Eskom is applying for a 16% increase for each of the next three years. The Chamber says in its submission to the National Energy Regulator of South Africa (NERSA) on Eskom’s Multi-Year Price Determination 3 proposal that there have been “no attempts by Eskom to be the driver for growth in this country and to keep energy costs competitive”.
Stating that it believes Eskom’s sales estimates are “optimistic, given a doubling of electricity prices over the period,” the Chamber says rather than an increase, it is forecasting a reduction in the use of electricity over the MYPD3 period. It cites the example of Nelson Mandela Bay where approximately 100MW of electrical boilers are currently being converted to coal.
“Energy intensive users are looking for alternatives or closing down as they are no longer competitive.”
The Chamber states that while the rules creating the tariff structure are “sound and fair,” these rules need to be extended to the tariffs that municipalities charge their customers. “The hidden taxation which is part of the municipalities’ tariffs must be looked at in the wider perspective of all the tariffs in the country,” adding that this is “one of the biggest issues with electricity tariffs in the country”.

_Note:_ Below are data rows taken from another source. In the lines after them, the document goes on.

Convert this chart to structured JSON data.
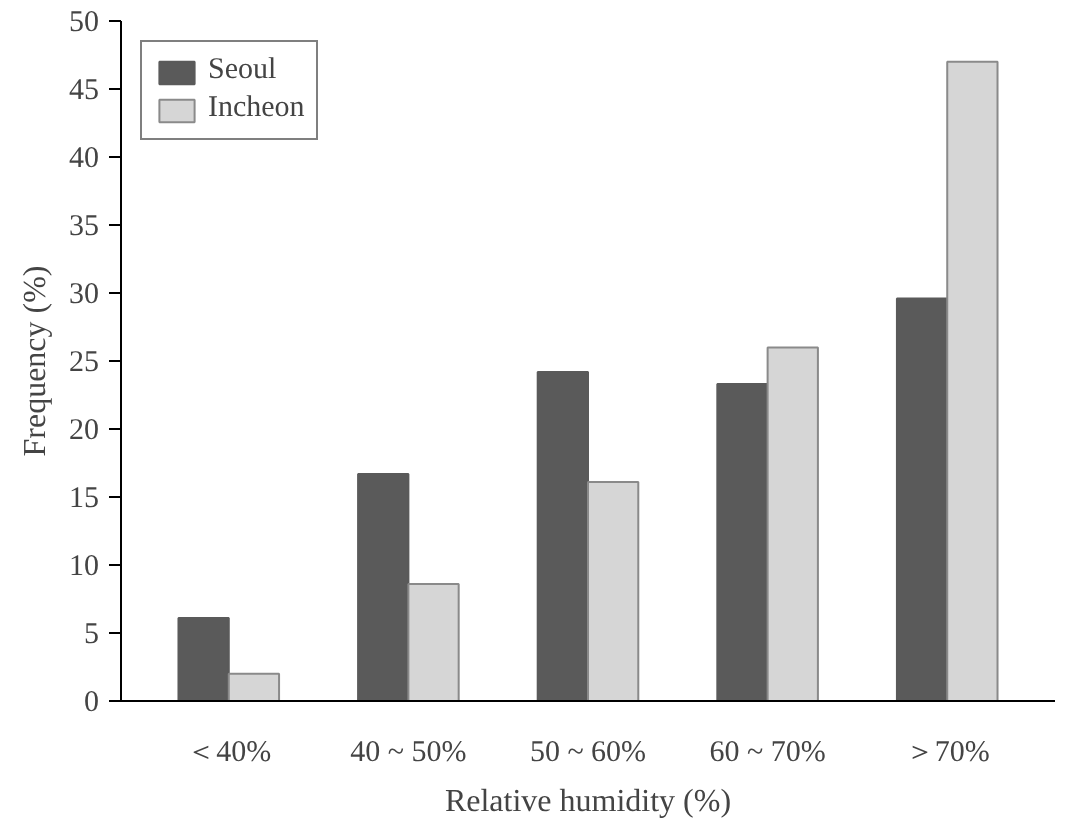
{
  "chart_data": {
    "type": "bar",
    "xlabel": "Relative humidity (%)",
    "ylabel": "Frequency (%)",
    "categories": [
      "＜40%",
      "40 ~ 50%",
      "50 ~ 60%",
      "60 ~ 70%",
      "＞70%"
    ],
    "series": [
      {
        "name": "Seoul",
        "color": "#5a5a5a",
        "values": [
          6.1,
          16.7,
          24.2,
          23.3,
          29.6
        ]
      },
      {
        "name": "Incheon",
        "color": "#d6d6d6",
        "values": [
          2.0,
          8.6,
          16.1,
          26.0,
          47.0
        ]
      }
    ],
    "ylim": [
      0,
      50
    ],
    "yticks": [
      0,
      5,
      10,
      15,
      20,
      25,
      30,
      35,
      40,
      45,
      50
    ],
    "grid": false,
    "legend": "top left"
  }
}
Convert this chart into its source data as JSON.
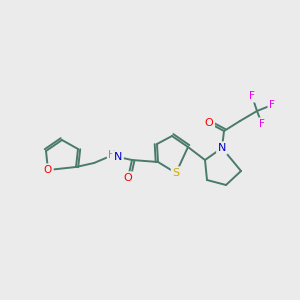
{
  "background_color": "#ebebeb",
  "bond_color": "#4a7a6a",
  "atom_colors": {
    "O": "#ff0000",
    "S": "#ccaa00",
    "N": "#0000cc",
    "F": "#ee00ee",
    "C": "#4a7a6a",
    "H": "#888888"
  },
  "figsize": [
    3.0,
    3.0
  ],
  "dpi": 100
}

Noting that taxes should be non-discriminatory for all electricity consumers, the Chamber asks how NERSA can keep a system in place “which is so fundamentally discriminatory as the tariff differences between municipal and Eskom customers”. The Chamber says it wishes to propose the introduction of a time-of-use tariff to the small consumer – domestic, commercial and agricultural.
“If the time-of-use tariff is introduced as an alternative on a voluntary basis for commercial and domestic consumers, these customers may shift their load profile, reducing the evening peak in an effort to save money.
“This is a win-win situation, where ex-pensive peaking generation demand is reduced and the customer has the opportunity to save money.”